Hermitage Gets Swiss Probe
The Swiss attorney general on Wednesday confirmed opening a money-laundering probe after Hermitage Capital Management claimed that a former Russian tax official moved fraudulent tax refunds through accounts at Credit Suisse.
Hermitage, once the largest foreign investor in Russia, claims that Olga Stepanova pocketed at least $38 million from the fraud and used the money to buy homes in Dubai, Montenegro and Russia.
The London-based fund manager on Jan. 28 asked Switzerland and Credit Suisse to investigate accounts held by two offshore companies it says were set up by Stepanova's husband to finance the foreign real estate deals.
"The Office of the Attorney General of Switzerland confirms having officially launched a criminal investigation in respect of suspected money laundering," spokeswoman Jeanette Balmer said in an e-mail from Bern when asked about the Hermitage allegations.
"The investigation relates to persons unknown," she said, declining to release further details.
Hermitage founder William Browder has been campaigning for the prosecution of Russian officials he blames for the death of Sergei Magnitsky, a lawyer who alleged that Interior Ministry officials fraudulently collected a $230 million tax refund on behalf of the investment fund. Magnitsky died in November 2009
after almost a year in pretrial detention during which he said he was abused and denied medical care.
Stepanova signed off on the $230 million tax refund, according to a video that Magnitsky supporters released this week.

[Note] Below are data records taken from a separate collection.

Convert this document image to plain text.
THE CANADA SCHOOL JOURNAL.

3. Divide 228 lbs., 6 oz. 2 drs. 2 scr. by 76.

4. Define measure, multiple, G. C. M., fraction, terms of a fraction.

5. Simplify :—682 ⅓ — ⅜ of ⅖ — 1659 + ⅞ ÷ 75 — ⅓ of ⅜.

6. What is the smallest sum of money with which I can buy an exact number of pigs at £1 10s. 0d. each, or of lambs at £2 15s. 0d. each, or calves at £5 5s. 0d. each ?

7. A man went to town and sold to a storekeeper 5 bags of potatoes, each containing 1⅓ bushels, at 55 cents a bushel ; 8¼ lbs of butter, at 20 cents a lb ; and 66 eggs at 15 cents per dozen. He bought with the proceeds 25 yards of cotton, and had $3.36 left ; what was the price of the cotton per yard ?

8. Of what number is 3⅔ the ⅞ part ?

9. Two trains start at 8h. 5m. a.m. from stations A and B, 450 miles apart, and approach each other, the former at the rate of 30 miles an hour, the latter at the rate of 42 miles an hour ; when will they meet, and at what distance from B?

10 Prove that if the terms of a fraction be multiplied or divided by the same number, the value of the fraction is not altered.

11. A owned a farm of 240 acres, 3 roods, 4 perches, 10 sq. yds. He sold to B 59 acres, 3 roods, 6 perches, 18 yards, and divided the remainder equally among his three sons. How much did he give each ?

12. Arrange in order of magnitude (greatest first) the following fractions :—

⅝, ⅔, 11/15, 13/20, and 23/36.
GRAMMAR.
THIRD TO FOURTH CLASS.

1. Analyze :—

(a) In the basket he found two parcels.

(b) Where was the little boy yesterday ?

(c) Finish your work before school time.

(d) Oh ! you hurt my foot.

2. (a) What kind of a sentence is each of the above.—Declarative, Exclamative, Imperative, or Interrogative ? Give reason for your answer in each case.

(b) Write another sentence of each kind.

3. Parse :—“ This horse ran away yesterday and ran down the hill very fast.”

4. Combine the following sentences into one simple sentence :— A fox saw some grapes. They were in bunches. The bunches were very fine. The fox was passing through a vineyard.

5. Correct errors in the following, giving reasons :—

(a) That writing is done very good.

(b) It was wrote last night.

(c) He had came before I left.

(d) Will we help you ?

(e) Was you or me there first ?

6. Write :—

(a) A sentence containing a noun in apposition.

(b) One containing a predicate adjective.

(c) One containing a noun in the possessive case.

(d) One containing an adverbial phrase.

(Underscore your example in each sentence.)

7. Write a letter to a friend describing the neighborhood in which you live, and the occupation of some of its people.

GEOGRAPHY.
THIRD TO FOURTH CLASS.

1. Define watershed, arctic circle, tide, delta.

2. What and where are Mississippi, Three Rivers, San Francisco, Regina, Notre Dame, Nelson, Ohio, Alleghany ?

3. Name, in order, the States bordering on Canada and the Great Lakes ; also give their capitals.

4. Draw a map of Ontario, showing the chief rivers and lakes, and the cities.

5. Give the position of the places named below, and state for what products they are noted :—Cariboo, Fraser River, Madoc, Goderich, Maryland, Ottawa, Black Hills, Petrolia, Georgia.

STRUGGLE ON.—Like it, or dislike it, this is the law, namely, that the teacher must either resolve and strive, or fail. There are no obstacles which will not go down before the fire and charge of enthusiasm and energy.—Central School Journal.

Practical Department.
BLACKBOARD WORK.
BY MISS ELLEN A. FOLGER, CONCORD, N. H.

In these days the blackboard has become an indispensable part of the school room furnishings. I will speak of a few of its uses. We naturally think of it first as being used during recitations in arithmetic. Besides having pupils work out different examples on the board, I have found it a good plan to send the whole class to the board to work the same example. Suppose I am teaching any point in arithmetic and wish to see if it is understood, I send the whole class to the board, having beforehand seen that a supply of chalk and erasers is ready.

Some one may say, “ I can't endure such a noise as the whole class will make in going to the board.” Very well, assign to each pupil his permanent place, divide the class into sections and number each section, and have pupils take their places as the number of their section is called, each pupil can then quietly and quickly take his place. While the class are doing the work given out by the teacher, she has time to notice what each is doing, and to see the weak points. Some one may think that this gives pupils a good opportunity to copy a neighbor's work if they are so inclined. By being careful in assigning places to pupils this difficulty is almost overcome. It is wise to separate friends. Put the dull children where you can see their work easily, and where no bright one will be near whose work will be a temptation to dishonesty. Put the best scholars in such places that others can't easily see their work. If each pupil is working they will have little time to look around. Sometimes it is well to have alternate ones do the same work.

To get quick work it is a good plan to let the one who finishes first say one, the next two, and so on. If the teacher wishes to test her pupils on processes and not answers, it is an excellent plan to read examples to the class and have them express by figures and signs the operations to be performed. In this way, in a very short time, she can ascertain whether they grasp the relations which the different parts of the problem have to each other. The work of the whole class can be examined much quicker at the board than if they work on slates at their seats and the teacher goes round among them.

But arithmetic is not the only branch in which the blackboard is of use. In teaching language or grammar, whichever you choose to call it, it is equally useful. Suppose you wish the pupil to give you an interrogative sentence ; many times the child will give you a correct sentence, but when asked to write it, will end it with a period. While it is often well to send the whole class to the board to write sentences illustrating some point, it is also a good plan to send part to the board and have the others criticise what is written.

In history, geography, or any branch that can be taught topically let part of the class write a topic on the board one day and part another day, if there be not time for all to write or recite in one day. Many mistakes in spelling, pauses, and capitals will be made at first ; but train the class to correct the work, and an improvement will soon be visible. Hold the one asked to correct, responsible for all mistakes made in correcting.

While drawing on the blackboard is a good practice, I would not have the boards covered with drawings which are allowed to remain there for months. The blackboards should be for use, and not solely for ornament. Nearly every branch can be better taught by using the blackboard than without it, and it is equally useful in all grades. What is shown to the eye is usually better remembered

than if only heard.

Stepanova, now an adviser to the head of Russia's arms procurement agency, Rosoboronpostavka, didn't respond to e-mailed, faxed and phone requests for comment submitted to the agency's press service Wednesday. Her husband, Vladlen Stepanov, an employee of Moscow-based Volsstroi, is on vacation until mid-May, according to a person who answered the company's phone and said he would pass on a reporter's contact number.
Credit Suisse declined to comment on Hermitage's specific allegations, saying it complies with "all applicable laws," including those related to money laundering.
"We are confident that we have a sound control framework with the necessary internal policies," the Zurich-based bank said in an e-mailed statement. "As a matter of policy we are unable to comment on any potential client relationships."